2019 aura été une année noire pour l’entreprise de Cap-Pelé. Ses installations situées à Richibouctou-Village ont été détruites par un incendie le 7 février. Quelques jours plus tard, le 24 février, une deuxième usine de Cape Bald Packers était la proie des flammes, à Cap-Pelé.

Début mai, les activités ont tout de même pu reprendre dans la troisième et dernière usine du transformateur, située sur la rue Acadie à Cap-Pelé.

«Tout le monde s’ajuste et on est en pleine production. Nos clients ne voient pas différence au niveau du produit et du volume», se félicite Joanne Losier, responsable des affaires corporatives et des ressources humaines.

«On a réussi de belle façon ce que plusieurs doutaient qu’on réussirait. On a su se remettre sur les rails et être prêts pour le début de la saison.»
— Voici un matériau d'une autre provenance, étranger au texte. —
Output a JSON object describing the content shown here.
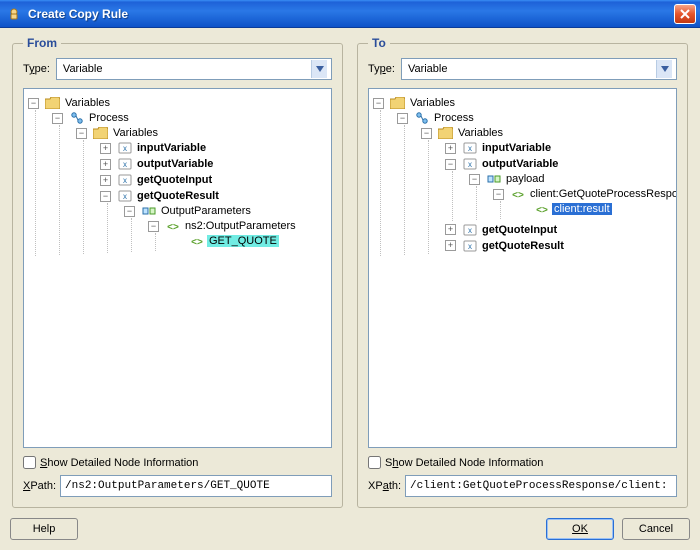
{
  "window": {
    "title": "Create Copy Rule"
  },
  "from": {
    "legend": "From",
    "type_label": "Type:",
    "type_value": "Variable",
    "detail_label": "Show Detailed Node Information",
    "xpath_label": "XPath:",
    "xpath_value": "/ns2:OutputParameters/GET_QUOTE",
    "tree": {
      "root": "Variables",
      "process": "Process",
      "variables": "Variables",
      "inputVariable": "inputVariable",
      "outputVariable": "outputVariable",
      "getQuoteInput": "getQuoteInput",
      "getQuoteResult": "getQuoteResult",
      "outputParameters": "OutputParameters",
      "ns2OutputParameters": "ns2:OutputParameters",
      "getQuote": "GET_QUOTE"
    }
  },
  "to": {
    "legend": "To",
    "type_label": "Type:",
    "type_value": "Variable",
    "detail_label": "Show Detailed Node Information",
    "xpath_label": "XPath:",
    "xpath_value": "/client:GetQuoteProcessResponse/client:",
    "tree": {
      "root": "Variables",
      "process": "Process",
      "variables": "Variables",
      "inputVariable": "inputVariable",
      "outputVariable": "outputVariable",
      "payload": "payload",
      "getQuoteProcessResponse": "client:GetQuoteProcessResponse",
      "clientResult": "client:result",
      "getQuoteInput": "getQuoteInput",
      "getQuoteResult": "getQuoteResult"
    }
  },
  "buttons": {
    "help": "Help",
    "ok": "OK",
    "cancel": "Cancel"
  }
}
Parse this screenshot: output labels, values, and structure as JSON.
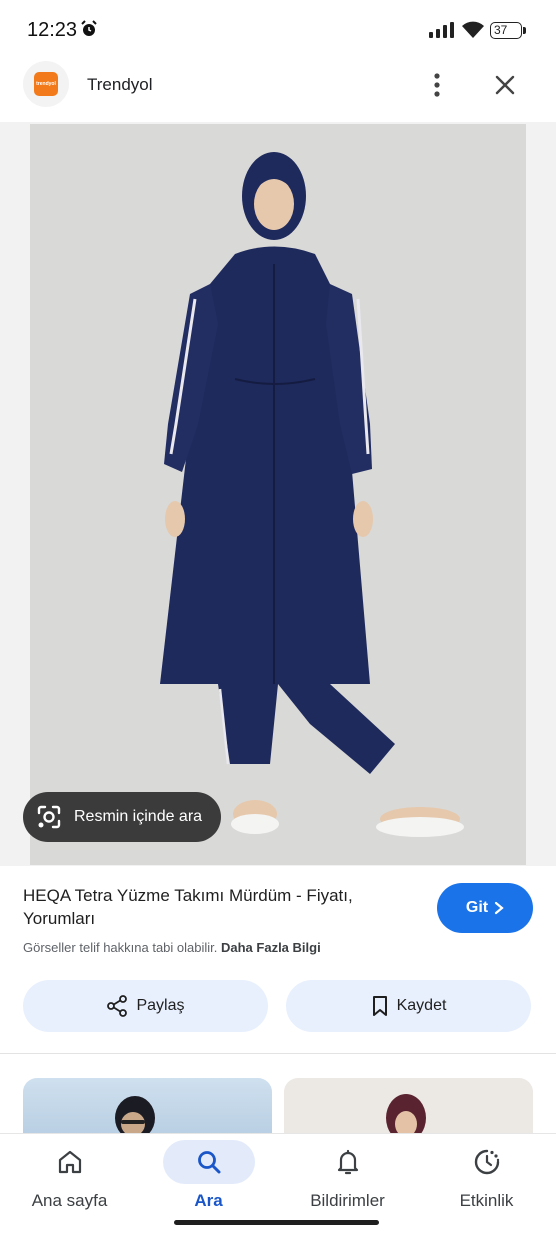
{
  "status_bar": {
    "time": "12:23",
    "battery": "37"
  },
  "header": {
    "site_name": "Trendyol",
    "logo_text": "trendyol"
  },
  "lens_chip": {
    "label": "Resmin içinde ara"
  },
  "result": {
    "title": "HEQA Tetra Yüzme Takımı Mürdüm - Fiyatı, Yorumları",
    "go_label": "Git",
    "copyright_note": "Görseller telif hakkına tabi olabilir.",
    "more_info": "Daha Fazla Bilgi"
  },
  "actions": {
    "share_label": "Paylaş",
    "save_label": "Kaydet"
  },
  "nav": {
    "items": [
      {
        "label": "Ana sayfa",
        "icon": "home-icon"
      },
      {
        "label": "Ara",
        "icon": "search-icon",
        "active": true
      },
      {
        "label": "Bildirimler",
        "icon": "bell-icon"
      },
      {
        "label": "Etkinlik",
        "icon": "activity-icon"
      }
    ]
  },
  "colors": {
    "accent": "#1a73e8",
    "active_nav_bg": "#e3ebfb",
    "chip_bg": "#e8f0fe",
    "garment": "#1f2a5c"
  }
}
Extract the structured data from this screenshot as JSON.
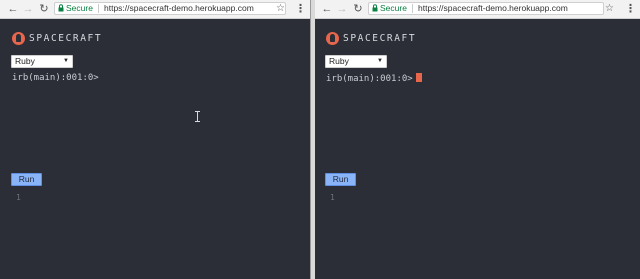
{
  "browser": {
    "secure_label": "Secure",
    "url": "https://spacecraft-demo.herokuapp.com",
    "back_icon": "back-arrow-icon",
    "forward_icon": "forward-arrow-icon",
    "reload_icon": "reload-icon",
    "star_icon": "star-icon",
    "menu_icon": "kebab-menu-icon"
  },
  "app": {
    "brand": "SPACECRAFT",
    "language_selected": "Ruby",
    "prompt": "irb(main):001:0>",
    "run_label": "Run",
    "line_number": "1"
  },
  "colors": {
    "editor_bg": "#2b2e36",
    "accent": "#e8664b",
    "run_button": "#8ab4f8",
    "secure_green": "#0b8043"
  }
}
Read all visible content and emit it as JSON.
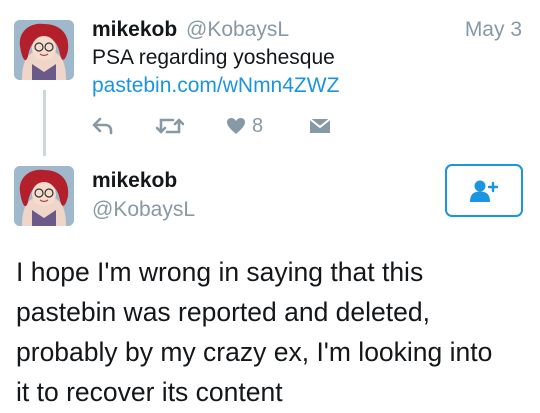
{
  "reply_tweet": {
    "author_name": "mikekob",
    "author_handle": "@KobaysL",
    "date": "May 3",
    "text": "PSA regarding yoshesque",
    "link": "pastebin.com/wNmn4ZWZ",
    "actions": {
      "reply_icon": "reply-icon",
      "retweet_icon": "retweet-icon",
      "like_icon": "heart-icon",
      "like_count": "8",
      "dm_icon": "envelope-icon"
    }
  },
  "main_tweet": {
    "author_name": "mikekob",
    "author_handle": "@KobaysL",
    "follow_icon": "follow-user-icon",
    "body_lines": [
      "I hope I'm wrong in saying that this",
      "pastebin was reported and deleted,",
      "probably by my crazy ex, I'm looking into",
      "it to recover its content"
    ]
  },
  "colors": {
    "accent": "#1b95e0",
    "muted": "#8899a6",
    "text": "#14171a",
    "thread_line": "#ccd6dd"
  }
}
Près de 450 employés s’affairent depuis le début des premiers arrivages de homard.

«Les gens étaient soulagés parce que leur emploi est maintenu. Ils sont revenus au travail de bonne humeur, tout en sachant qu’il fallait s’attendre à des changements. L’environnement de travail a changé, mais tout le monde a fait preuve de patience et d’une capacité d’ajustement. Il y a beaucoup de résilience dans cette industrie et nos employés nous le montrent à chaque jour.»

Faute d’espace suffisant, Cape Bald Packers a dû suspendre la transformation de crabe pour cette année. Selon la porte-parole de l’entreprise, la ressource est désormais transformée par des «usines partenaires»

La plupart des 170 anciens employés de l’usine de Richibouctou-Village ne travailleront pas pour le transformateur cette année.

«À notre connaissance presque tous les employés ont trouvé un emploi dans une usine ou un employeur de la région de Richibucto», assure Joanne Losier.

À la suite du second incendie, la direction avait annoncé son intention de reconstruire l’usine de Cap-Pelé. Le travail de planification a commencé.

«Notre intention c’est de la reconstruire. On va voir ce que l’avenir nous réserve et le rapport que nous présenteront les compagnies d’assurance», mentionne Mme Losier. «Présentement, on met toute notre attention et notre énergie sur notre usine existante pour être en mode de production et passer au travers du printemps qui est une période très intense.»